Note the schema does not necassarily have to have a one-to-one correspondence with how the data is actually stored, e.g. in the attributes field

For data types that store (large) binary data, i.e. in the repository, this is a bit more tricky, since (a) that is not strictly JSONable, and (b) we would want to stream this data, rather than read it into memory. This may require some kind of extension to standard JSON schema.

chrisjsewell avatar Mar 23 '22 14:03 chrisjsewell

cc @louisponet

chrisjsewell avatar Mar 24 '22 15:03 chrisjsewell

I think it would also be useful to have the schemas themselves in a json somewhere, so the other languages can use them too. Maybe there can then be a generic .schema function that simply loads the corresponding file?

Of course if everything goes through a restapi, that can also simply be requested through a url

louisponet avatar Mar 24 '22 16:03 louisponet

I think it would also be useful to have the schemas themselves in a json somewhere

Possibly, but this would be difficult to enforce for plugins, plus having to keep these in a standard place.

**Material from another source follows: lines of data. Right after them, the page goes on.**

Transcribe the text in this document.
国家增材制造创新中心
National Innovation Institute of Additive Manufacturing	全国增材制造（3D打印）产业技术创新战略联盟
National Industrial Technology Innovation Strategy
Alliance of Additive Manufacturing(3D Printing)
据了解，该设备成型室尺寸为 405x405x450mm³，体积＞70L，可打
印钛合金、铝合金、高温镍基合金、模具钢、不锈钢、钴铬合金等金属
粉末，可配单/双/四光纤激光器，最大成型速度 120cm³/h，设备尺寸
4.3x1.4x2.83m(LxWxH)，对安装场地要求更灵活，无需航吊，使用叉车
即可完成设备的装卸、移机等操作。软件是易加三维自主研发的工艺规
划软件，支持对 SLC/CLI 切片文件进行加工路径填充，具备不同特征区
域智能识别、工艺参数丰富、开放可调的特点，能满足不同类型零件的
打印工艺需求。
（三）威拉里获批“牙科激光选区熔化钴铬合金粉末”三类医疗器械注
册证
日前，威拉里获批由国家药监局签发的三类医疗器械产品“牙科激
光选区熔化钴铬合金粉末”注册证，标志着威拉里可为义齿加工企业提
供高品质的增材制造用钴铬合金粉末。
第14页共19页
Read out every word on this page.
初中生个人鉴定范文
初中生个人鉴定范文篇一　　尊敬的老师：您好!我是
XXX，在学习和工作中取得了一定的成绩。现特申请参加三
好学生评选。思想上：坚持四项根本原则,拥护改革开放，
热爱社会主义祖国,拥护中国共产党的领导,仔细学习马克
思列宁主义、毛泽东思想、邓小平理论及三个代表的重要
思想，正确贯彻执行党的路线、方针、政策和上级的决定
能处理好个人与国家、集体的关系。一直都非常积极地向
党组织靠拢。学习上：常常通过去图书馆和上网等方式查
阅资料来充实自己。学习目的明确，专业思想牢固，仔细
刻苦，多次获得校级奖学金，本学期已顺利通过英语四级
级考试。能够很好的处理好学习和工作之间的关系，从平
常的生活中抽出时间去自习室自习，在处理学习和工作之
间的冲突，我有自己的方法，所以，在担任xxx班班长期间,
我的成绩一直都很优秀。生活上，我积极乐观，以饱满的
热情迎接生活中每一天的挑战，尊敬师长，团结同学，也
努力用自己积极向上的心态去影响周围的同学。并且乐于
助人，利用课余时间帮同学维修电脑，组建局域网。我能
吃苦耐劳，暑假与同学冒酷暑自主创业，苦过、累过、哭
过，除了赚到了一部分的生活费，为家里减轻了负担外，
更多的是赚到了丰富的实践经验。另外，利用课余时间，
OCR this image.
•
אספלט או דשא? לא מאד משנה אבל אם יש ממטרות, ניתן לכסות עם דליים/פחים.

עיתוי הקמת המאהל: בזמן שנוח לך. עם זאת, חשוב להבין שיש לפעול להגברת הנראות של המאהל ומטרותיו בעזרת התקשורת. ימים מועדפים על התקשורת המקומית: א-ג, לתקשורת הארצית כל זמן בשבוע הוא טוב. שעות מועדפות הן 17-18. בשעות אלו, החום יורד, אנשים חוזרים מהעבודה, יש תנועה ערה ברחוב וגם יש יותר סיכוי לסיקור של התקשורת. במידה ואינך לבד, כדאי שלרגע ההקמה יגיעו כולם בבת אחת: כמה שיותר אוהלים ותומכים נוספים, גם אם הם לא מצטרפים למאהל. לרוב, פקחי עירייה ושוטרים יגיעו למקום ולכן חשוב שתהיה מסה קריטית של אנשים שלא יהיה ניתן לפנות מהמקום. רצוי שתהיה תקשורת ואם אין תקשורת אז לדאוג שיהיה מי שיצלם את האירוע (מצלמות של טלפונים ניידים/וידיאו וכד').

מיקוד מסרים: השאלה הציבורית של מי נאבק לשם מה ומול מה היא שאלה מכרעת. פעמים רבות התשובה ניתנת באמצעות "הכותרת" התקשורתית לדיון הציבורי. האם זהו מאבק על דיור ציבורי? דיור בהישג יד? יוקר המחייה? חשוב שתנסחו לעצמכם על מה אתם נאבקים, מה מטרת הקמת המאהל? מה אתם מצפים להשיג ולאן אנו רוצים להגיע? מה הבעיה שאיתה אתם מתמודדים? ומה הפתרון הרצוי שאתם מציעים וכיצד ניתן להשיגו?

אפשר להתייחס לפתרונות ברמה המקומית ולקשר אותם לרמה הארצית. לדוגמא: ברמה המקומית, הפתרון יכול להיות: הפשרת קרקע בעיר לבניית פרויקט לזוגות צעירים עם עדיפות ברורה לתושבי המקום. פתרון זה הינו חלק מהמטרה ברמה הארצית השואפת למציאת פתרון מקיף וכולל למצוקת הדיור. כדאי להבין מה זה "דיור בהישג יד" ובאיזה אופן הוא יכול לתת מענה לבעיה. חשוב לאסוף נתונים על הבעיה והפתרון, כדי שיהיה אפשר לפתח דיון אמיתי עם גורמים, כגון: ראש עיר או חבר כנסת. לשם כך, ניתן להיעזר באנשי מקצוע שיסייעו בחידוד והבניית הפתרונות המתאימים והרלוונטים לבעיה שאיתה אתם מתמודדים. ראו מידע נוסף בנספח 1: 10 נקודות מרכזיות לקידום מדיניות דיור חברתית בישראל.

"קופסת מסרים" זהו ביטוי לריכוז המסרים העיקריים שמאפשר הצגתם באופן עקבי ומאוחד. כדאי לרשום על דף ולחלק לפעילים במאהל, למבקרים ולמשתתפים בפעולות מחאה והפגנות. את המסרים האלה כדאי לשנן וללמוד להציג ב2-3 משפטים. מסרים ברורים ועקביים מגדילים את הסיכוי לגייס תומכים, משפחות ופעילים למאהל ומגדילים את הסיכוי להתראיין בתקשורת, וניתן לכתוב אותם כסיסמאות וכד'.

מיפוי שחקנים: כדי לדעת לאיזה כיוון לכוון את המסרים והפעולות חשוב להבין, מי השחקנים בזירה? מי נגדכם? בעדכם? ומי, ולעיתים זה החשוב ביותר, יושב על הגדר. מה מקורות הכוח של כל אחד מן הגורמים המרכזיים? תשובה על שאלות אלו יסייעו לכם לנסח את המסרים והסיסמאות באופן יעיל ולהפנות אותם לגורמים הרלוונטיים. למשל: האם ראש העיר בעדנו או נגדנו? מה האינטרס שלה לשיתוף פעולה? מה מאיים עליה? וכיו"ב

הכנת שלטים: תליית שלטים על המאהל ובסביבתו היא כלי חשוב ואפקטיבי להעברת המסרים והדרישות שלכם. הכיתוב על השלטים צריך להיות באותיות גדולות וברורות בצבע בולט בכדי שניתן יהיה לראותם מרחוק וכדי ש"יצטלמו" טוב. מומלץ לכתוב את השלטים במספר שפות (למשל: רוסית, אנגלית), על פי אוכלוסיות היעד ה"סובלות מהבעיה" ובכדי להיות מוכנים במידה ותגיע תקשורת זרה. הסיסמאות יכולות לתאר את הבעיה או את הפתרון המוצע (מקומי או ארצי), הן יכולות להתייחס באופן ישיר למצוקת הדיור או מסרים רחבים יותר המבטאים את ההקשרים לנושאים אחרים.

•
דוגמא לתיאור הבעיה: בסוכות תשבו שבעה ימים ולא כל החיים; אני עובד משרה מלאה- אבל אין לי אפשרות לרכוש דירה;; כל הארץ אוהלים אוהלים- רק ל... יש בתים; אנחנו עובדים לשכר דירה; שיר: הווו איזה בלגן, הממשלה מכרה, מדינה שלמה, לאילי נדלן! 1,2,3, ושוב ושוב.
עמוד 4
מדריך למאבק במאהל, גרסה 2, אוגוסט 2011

(as you edited 😉 ) the idea with Node.schema is that you would "serve" them via a web API, with the backend running aiida in Python, then the frontend running whatever language

chrisjsewell avatar Mar 24 '22 16:03 chrisjsewell

For reference: we should consider to use MessagePack as a more efficient serialization format (compared to JSON); also supports binary data.

csadorf avatar Jul 11 '22 15:07 csadorf